Yaasin Pohrun a été recruté, puis éjecté comme attaché de presse. Celui qui occupe un tel poste a pour mission d’assurer la communication du ministère auquel il est… attaché. Mais il se retrouve bien malgré lui pressé comme un citron. Dream job ? Pas si sûr…

Il côtoie au quotidien l’élite des élus, il est de toutes les soirées mondaines, de tous les voyages à l’étranger… Voilà comment le commun des mortels imagine le travail de l’attaché de presse. Certains le perçoivent même comme un nominé politique qui touche un gros salaire. Mais la réalité est souvent autre. Alors en quoi consiste réellement ce métier ?

Un attaché de presse, Adviser on information matters, pour être précis, doit assurer la communication du ministère auquel il est attaché. C’est son rôle premier. Mais à voir la valse de communicants depuis décembre 2014, il semblerait que ce métier donne le tournis. «Un poste à éviter à tout prix», met en garde une conseillère en communication qui a quitté son job. Pour elle, «performance et contre-performance sont directement liées à l’humeur du ou de la ministre».

Journaliste, elle a voulu savoir si l’herbe était plus verte dans un ministère. Elle a envoyé son CV à tous les ministères et sa candidature a été retenue. «Au début, tout se passait bien, mais dès que la ministre a commencé à prendre ses aises, je suis passée du stade de conseiller à celui d’esclave», lâche-t-elle dans un éclat de rire. Son rôle premier consistait à écrire des discours. «Je recevais la liste de toutes les fonctions où elle était invitée et je devais écrire un discours pour chaque événement, même pour ceux où elle ne serait pas présente.»

Pourquoi ? «Parce que, selon elle, c’était mon travail. Des fois, je rédigeais un discours et… ses diverses traductions...» Évidemment, il est impossible de dire non. «Parfois, elle exigeait un discours avec des points légaux alors que son public n’y comprendrait rien. Impossible de lui faire entendre raison.»

Mais ce job n’aurait-il pas, malgré tout, ses avantages ? Quid des voitures hors taxes ? «Dès que nous ne sommes plus en poste, nous devons rembourser la taxe à la Mauritius Revenue Authority», rectifie notre interlocutrice, qui a demandé à payer la taxe en mensualités…

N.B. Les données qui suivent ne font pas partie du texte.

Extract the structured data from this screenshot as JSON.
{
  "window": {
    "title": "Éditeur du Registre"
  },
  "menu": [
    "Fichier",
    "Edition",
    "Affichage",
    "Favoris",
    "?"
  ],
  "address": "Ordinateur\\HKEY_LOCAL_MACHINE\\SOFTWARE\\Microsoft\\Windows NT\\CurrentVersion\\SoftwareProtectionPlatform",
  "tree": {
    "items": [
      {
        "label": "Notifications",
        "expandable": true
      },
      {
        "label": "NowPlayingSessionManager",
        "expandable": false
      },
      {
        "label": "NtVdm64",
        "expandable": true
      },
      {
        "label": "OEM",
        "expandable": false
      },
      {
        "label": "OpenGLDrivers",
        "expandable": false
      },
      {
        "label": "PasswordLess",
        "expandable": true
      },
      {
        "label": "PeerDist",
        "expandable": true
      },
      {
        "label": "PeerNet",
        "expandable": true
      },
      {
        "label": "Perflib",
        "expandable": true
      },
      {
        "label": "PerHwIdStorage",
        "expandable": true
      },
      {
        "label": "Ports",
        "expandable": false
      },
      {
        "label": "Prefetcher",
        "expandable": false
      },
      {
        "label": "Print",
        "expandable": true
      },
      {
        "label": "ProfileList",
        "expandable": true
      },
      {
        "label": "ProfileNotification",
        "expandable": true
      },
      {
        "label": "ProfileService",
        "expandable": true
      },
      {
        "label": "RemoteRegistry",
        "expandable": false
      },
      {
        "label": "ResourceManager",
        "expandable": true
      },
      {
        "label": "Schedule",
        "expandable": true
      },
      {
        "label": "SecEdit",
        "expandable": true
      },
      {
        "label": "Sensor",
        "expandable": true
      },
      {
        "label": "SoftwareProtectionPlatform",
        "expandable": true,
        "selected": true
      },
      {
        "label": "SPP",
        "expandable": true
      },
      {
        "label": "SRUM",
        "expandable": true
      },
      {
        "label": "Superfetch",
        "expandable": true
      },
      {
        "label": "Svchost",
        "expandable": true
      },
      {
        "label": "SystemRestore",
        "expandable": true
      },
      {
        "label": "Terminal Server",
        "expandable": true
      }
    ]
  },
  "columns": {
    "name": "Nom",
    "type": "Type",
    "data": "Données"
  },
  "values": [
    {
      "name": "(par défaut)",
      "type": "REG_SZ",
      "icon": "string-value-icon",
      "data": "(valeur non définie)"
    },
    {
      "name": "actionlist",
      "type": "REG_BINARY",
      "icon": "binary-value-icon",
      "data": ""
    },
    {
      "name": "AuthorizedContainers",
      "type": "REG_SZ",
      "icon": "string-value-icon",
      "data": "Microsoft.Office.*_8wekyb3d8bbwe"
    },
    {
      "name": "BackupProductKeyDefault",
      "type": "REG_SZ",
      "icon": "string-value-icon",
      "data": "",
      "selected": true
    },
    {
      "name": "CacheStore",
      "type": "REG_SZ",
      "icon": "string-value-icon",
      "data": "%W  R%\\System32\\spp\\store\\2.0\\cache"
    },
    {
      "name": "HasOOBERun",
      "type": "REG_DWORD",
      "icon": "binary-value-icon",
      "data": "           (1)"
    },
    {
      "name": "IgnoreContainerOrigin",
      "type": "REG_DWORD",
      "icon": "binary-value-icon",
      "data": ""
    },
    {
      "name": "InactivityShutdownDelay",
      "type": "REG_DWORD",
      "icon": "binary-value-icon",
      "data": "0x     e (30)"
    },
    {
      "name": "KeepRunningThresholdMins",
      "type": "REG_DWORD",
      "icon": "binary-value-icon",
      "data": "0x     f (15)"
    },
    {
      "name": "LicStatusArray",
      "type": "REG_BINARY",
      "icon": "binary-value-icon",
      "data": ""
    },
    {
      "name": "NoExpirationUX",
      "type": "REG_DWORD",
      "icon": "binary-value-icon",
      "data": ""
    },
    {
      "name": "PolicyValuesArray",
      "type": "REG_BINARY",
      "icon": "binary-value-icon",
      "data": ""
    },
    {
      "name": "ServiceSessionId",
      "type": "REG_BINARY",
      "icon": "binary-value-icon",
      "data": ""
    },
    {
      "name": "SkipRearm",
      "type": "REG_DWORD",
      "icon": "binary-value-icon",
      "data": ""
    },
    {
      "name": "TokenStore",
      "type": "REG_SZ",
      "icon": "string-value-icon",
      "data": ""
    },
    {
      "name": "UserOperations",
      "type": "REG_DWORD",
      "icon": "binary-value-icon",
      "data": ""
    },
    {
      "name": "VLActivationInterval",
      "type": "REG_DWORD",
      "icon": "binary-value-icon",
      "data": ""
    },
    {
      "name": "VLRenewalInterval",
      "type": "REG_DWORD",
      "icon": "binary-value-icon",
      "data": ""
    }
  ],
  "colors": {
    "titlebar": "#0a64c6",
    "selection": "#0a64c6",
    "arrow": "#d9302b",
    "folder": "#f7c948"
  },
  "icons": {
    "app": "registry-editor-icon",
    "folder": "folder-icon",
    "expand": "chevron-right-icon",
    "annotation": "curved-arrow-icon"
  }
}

Noor Adam Essack est un autre attaché de presse qui n’a pas fait long feu. Observateur politique et social, il fait remarquer que le job d’un conseiller en communication est certes intéressant, mais qu’il faut parfois composer avec l’entourage hostile et conservateur du ministre. «Je faisais tout un travail de recherche pour étoffer les discours que j’écrivais, mais souvent, la petite clique de la ministre passait par là et modifiait tout sans mon accord. On ne cessait de me mettre les bâtons dans les roues.»

À un moment, raconte-t-il, le staff de la ministre refusait de lui envoyer l’emploi du temps de cette dernière et, comble d’ironie, c’est souvent à travers les journalistes qu’il apprenait qu’elle se rendrait quelque part.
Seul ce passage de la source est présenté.